That was true, she did. But she didn’t want to take advantage. The twosome had finally forged a tentative bond since Nina’s bed rest, and the last thing Tori wanted was to retreat back to the days when she was top dog on Dixie’s Most Hated List.

“If Dixie had her druthers, she’d be here runnin’ the show. You know that, Victoria.”

Margaret Louise was right. But still…

“I’ll give it some thought,” she finally promised. “Who knows, maybe you’ll see me there, picture in hand, just like everyone else in Sweet Briar.”

Leona took three steps toward the door and then stopped, turning back to look at Tori. “You might want to consider giving the director a lily-white version of your bio, dear. Perhaps something a bit more wholesome and ladylike.”

“More wholesome and ladylike?” she echoed in con-fusion.

“I know that’s a novel concept coming from a place like”—Leona shuddered dramatically—“
Chicago,
but if you simply focus on your job as a librarian and leave off your peculiar little habit of getting mixed up in murder investigations, then perhaps you’ll have a chance at being cast, dear.”

“Leona!” Beatrice whispered in a rare burst of outrage. “That’s not nice.”

“I’m not saying it to be mean,” Leona countered. “Victoria knows that. I’m just guiding her the way I always do, isn’t that right, dear?”

She nibbled her lower lip inward in an attempt to keep from laughing out loud. She was, after all, at work. In a
library
.

“Point noted, Leona. And I’ll keep that in mind. Really. Sweet Briar and its residents have nothing to fear. The only”—she raised two fingers from each of her hands into the air to simulate quotes—“
death
facing us will be part of the movie.”

Beatrice gasped. “So this character… the one who finally finds his soul mate…
dies
?”

“In the book, yes. But that doesn’t mean the movie will go the same way. Movies often change a book’s original story line. It’s why so many book lovers resist seeing big-screen versions of their favorite tales.” Tori stepped out from behind the counter and reached for Annabelle’s hand. “It was so very nice to meet you, Annabelle.”

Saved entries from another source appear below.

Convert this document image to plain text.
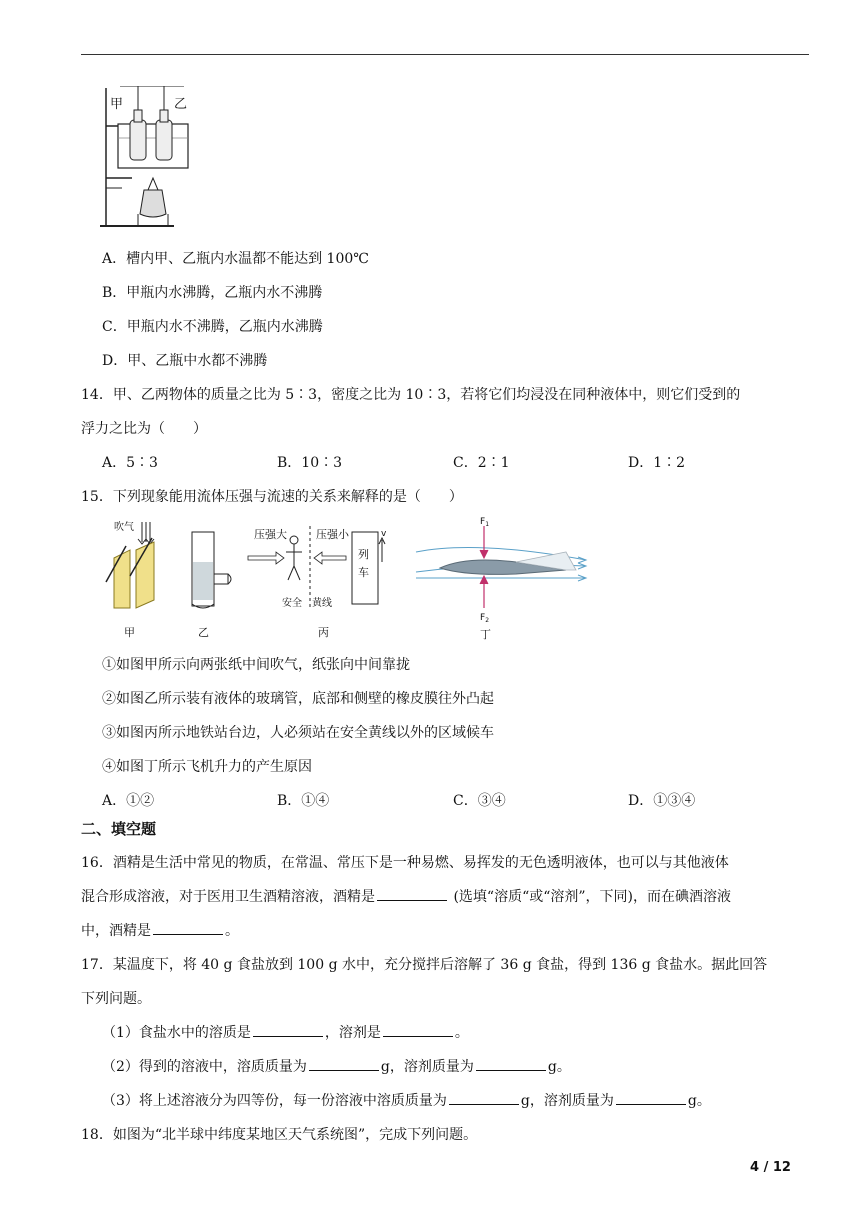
甲	乙
A．槽内甲、乙瓶内水温都不能达到 100℃
B．甲瓶内水沸腾，乙瓶内水不沸腾
C．甲瓶内水不沸腾，乙瓶内水沸腾
D．甲、乙瓶中水都不沸腾
14．甲、乙两物体的质量之比为 5∶3，密度之比为 10∶3，若将它们均浸没在同种液体中，则它们受到的
浮力之比为（　　）
A．5∶3	B．10∶3	C．2∶1	D．1∶2
15．下列现象能用流体压强与流速的关系来解释的是（　　）
吹气
甲	乙
压强大	压强小
列
车
v
安全 黄线
丙
$F_1$
$F_2$
丁
①如图甲所示向两张纸中间吹气，纸张向中间靠拢
②如图乙所示装有液体的玻璃管，底部和侧壁的橡皮膜往外凸起
③如图丙所示地铁站台边，人必须站在安全黄线以外的区域候车
④如图丁所示飞机升力的产生原因
A．①②	B．①④	C．③④	D．①③④
二、填空题
16．酒精是生活中常见的物质，在常温、常压下是一种易燃、易挥发的无色透明液体，也可以与其他液体
混合形成溶液，对于医用卫生酒精溶液，酒精是	(选填“溶质“或“溶剂”，下同)，而在碘酒溶液
中，酒精是	。
17．某温度下，将 40 g 食盐放到 100 g 水中，充分搅拌后溶解了 36 g 食盐，得到 136 g 食盐水。据此回答
下列问题。
（1）食盐水中的溶质是	，溶剂是	。
（2）得到的溶液中，溶质质量为	g，溶剂质量为	g。
（3）将上述溶液分为四等份，每一份溶液中溶质质量为	g，溶剂质量为	g。
18．如图为“北半球中纬度某地区天气系统图”，完成下列问题。
4 / 12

A moment of clarity pushed the fog from Annabelle’s eyes. “I remember that book,
Memories of Autumn
. It’s a beautiful story.”

Without thinking, Tori reached out, brushed a strand of thinning gray hair from the woman’s wrinkled yet pretty face. “I agree.”

Annabelle reached into her bag, a sudden bout of sadness tugging her lips downward. “I’m sorry. I didn’t mean to take these.” And then, just like that, the woman pulled out four more items pilfered from the information desk—a tiny snack bar Tori had tucked behind her computer, another book from the pile to be shelved, a Sweet Briar Public Library bookmark, and a penny.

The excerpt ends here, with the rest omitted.